Aside from tough year-over-year comparisons, Schoonover also cited the macroeconomic and competitive environments as contributors to flat traffic and slightly diminished close rates. Without naming names, he said that Circuit City’s three main competitors had reset their video and home theater departments, revamped their labor models and offered aggressive finance promotions to gain share, much as his own company is doing.

“We will be competitive in our stake-in-the-ground businesses,” he said, adding that traffic has since rebounded, and that third-quarter sales have been “strong to date,” aided by newly lowered flat panel pricing. Circuit City will compensate for the decline in average selling prices through the sale of pricier 1080p models and the “transfer of plasma to LCD in larger screen sizes,” he said.

To prepare for battle, Circuit City is remodeling 500 video departments by October; will refresh 30 stores in three markets by the holiday period; is rolling out new premium brands including Mitsubishi, Denon and Boston Acoustics; and launched its firedog brand of IT and home theater installation services.

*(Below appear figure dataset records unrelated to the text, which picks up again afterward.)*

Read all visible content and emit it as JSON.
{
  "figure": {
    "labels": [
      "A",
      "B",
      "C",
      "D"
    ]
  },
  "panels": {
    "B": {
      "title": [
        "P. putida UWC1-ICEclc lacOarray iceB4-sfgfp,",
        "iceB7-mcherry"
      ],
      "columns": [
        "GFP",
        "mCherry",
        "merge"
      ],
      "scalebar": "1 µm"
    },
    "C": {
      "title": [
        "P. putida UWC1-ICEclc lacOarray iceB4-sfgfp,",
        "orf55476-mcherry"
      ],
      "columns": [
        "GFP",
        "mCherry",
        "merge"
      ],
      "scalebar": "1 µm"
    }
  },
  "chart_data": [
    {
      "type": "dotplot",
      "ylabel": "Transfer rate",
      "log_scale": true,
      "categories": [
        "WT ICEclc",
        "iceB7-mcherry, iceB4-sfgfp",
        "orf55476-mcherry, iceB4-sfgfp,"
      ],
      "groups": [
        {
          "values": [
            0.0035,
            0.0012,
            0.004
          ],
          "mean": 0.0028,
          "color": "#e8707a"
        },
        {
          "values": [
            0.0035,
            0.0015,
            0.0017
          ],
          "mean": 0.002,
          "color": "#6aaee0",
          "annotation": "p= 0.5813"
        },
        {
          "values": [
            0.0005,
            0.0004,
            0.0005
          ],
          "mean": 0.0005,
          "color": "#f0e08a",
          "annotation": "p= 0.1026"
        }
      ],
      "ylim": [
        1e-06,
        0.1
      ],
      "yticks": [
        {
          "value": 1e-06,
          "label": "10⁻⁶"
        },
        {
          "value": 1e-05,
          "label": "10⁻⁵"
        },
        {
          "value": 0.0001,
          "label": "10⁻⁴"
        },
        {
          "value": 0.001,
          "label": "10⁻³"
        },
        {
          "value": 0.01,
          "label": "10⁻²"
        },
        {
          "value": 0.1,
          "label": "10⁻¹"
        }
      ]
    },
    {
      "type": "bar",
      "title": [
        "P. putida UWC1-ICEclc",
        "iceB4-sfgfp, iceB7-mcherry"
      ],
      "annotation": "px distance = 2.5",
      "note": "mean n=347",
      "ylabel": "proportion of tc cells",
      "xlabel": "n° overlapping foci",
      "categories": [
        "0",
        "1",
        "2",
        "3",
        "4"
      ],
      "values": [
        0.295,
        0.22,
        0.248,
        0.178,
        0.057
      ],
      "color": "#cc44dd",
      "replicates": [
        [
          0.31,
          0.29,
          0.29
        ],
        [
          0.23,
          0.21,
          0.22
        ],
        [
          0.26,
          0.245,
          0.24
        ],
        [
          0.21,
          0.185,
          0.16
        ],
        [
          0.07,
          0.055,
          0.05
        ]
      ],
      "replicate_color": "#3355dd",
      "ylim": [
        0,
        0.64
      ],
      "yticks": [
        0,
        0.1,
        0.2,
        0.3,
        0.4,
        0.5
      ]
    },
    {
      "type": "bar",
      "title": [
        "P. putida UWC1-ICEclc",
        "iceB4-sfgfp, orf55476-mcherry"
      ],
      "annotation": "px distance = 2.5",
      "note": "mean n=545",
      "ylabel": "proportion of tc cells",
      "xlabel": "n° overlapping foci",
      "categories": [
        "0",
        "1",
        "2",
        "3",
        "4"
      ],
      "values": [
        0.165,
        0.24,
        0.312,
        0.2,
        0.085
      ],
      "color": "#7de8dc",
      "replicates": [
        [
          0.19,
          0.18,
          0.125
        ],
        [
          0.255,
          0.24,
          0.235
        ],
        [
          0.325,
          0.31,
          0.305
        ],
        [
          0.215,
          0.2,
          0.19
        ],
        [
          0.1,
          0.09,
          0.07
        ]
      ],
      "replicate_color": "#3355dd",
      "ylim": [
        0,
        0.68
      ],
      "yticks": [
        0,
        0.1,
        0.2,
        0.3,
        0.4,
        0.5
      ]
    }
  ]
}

Marc Sieger, senior VP for services, said the decision to keep both service arms under one umbrella, unlike Best Buy, will help position the company for the coming convergence of PCs and TVs.

Elsewhere, Circuit City is on track to increase the number of new or relocated stores to between 75 and 100 a year by fiscal 2009, and is also rolling out a 50-store pilot program, based on a 10-store test in Texas, that’s designed to make “labor dollars more productive,” said CFO Mike Foss.

Schoonover also promised a first glimpse at the company’s “new retail formats” effort in the coming months. He described the project as one of four core growth drivers that also include home theater, digital home services and multi-channel marketing.